A Rádio Coreia acabou por comprar um edifício em La Palma, o que Kim disse ser um custo mais baixo num momento crítico para a emissora de língua coreana, que enfrentou o declínio das receitas publicitárias e uma prolongada luta financeira após a pandemia.
O evento é um momento agridoce para a sociedade coreana.
Hyepin Im era estudante de graduação na USC durante os distúrbios de 1992. A destruição em Koreatown e a experiência de observar as dificuldades dos empresários coreano-americanos ajudaram a moldar seu trabalho posterior na segurança comunitária.
As organizações de comunicação social étnicas dependem fortemente de ligações físicas dentro das comunidades que servem, disse Im.
“O fato de eles terem vindo para cá em 1992 fez a diferença”, disse Im. “Acho que não tê-los aqui seria uma perda para a comunidade”.
Im, cuja organização sem fins lucrativos Faith and Community Empowerment se concentra há décadas nos imigrantes e nas comunidades carentes de Los Angeles, disse que a cidade ainda carrega um peso único dentro da comunidade coreana do país, mesmo que o número de coreanos em Orange County e em outros lugares continue a crescer.
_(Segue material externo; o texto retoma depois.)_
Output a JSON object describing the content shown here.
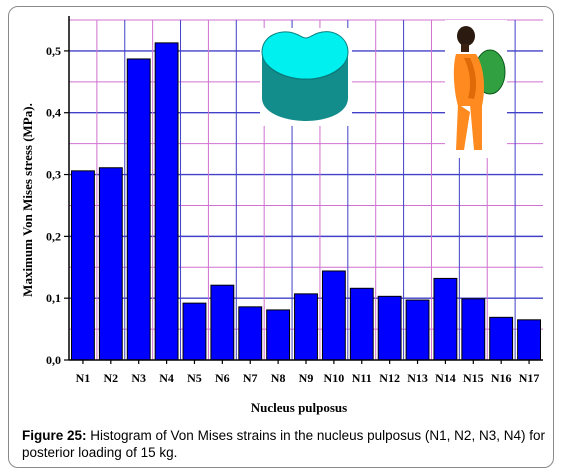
{
  "chart_data": {
    "type": "bar",
    "xlabel": "Nucleus pulposus",
    "ylabel": "Maximum Von Mises stress (MPa).",
    "categories": [
      "N1",
      "N2",
      "N3",
      "N4",
      "N5",
      "N6",
      "N7",
      "N8",
      "N9",
      "N10",
      "N11",
      "N12",
      "N13",
      "N14",
      "N15",
      "N16",
      "N17"
    ],
    "values": [
      0.306,
      0.311,
      0.487,
      0.513,
      0.092,
      0.121,
      0.086,
      0.081,
      0.107,
      0.144,
      0.116,
      0.103,
      0.097,
      0.132,
      0.099,
      0.069,
      0.065
    ],
    "ylim": [
      0,
      0.55
    ],
    "yticks": [
      0.0,
      0.1,
      0.2,
      0.3,
      0.4,
      0.5
    ],
    "ytick_labels": [
      "0,0",
      "0,1",
      "0,2",
      "0,3",
      "0,4",
      "0,5"
    ],
    "grid": true,
    "bar_color": "#0000ff",
    "grid_colors": [
      "#4040c8",
      "#d070d0"
    ],
    "inset_icons": [
      "nucleus-disc-icon",
      "person-with-backpack-icon"
    ]
  },
  "caption": {
    "label": "Figure 25:",
    "text": " Histogram of Von Mises strains in the nucleus pulposus (N1, N2, N3, N4) for posterior loading of 15 kg."
  }
}
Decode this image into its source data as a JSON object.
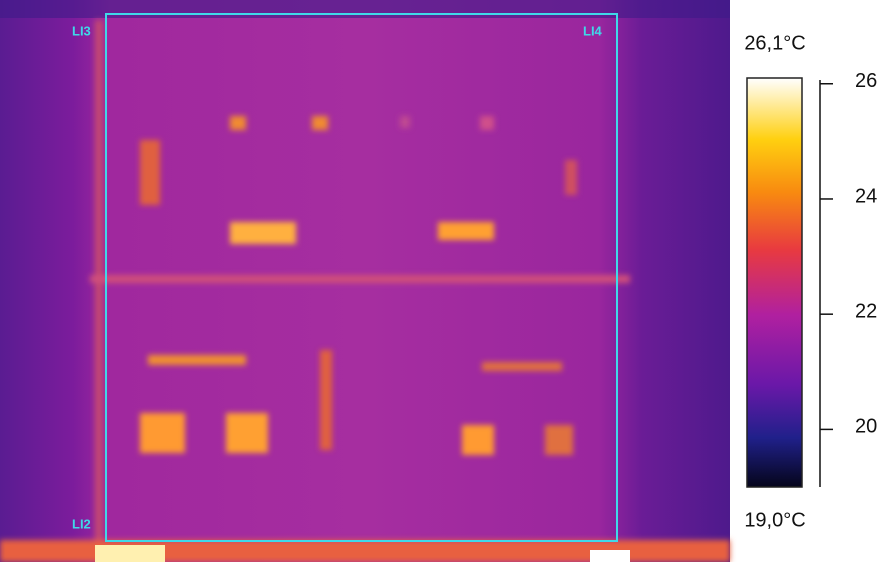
{
  "image": {
    "markers": [
      "LI3",
      "LI4",
      "LI2"
    ]
  },
  "scale": {
    "lim": [
      {
        "value": 19.0,
        "label": "19,0°C"
      },
      {
        "value": 26.1,
        "label": "26,1°C"
      }
    ],
    "ticks": [
      20,
      22,
      24,
      26
    ]
  }
}
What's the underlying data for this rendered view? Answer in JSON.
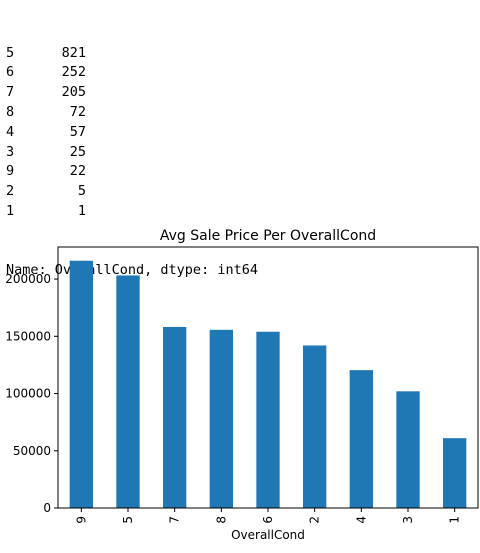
{
  "value_counts": {
    "rows": [
      {
        "index": "5",
        "count": "821"
      },
      {
        "index": "6",
        "count": "252"
      },
      {
        "index": "7",
        "count": "205"
      },
      {
        "index": "8",
        "count": "72"
      },
      {
        "index": "4",
        "count": "57"
      },
      {
        "index": "3",
        "count": "25"
      },
      {
        "index": "9",
        "count": "22"
      },
      {
        "index": "2",
        "count": "5"
      },
      {
        "index": "1",
        "count": "1"
      }
    ],
    "footer": "Name: OverallCond, dtype: int64"
  },
  "chart_data": {
    "type": "bar",
    "title": "Avg Sale Price Per OverallCond",
    "xlabel": "OverallCond",
    "ylabel": "",
    "categories": [
      "9",
      "5",
      "7",
      "8",
      "6",
      "2",
      "4",
      "3",
      "1"
    ],
    "values": [
      216005,
      203147,
      158146,
      155652,
      153962,
      141986,
      120438,
      101929,
      61000
    ],
    "ylim": [
      0,
      228000
    ],
    "yticks": [
      0,
      50000,
      100000,
      150000,
      200000
    ],
    "bar_color": "#1f77b4",
    "grid": false,
    "legend": "none"
  }
}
“Posso sentir que talvez em Orange County, algumas das coisas que vejo por que eles escolheram que há mais líderes coreanos na política”, disse ele. “E assim, assim como a comunidade chinesa se mudou de Chinatown para o Vale de San Gabriel, pode haver uma mudança acontecendo.”
“Acho que a proximidade é sempre importante e diria que o que acontece em Los Angeles ainda afeta outros países, especialmente a comunidade coreana”, acrescentou.
Para Choi, Koreatown é inseparável da Rádio Coreia e do papel da estação durante a turbulência, que levou muitos imigrantes coreanos a se envolverem mais profundamente na vida cívica e política americana.
“Não importa quantos coreanos se mudem para Orange County”, disse Choi, “o centro simbólico da comunidade coreana ainda é Koreatown”.
Hanna Kang escreve para LA Local, uma organização sem fins lucrativos que narra a comunidade de Los Angeles.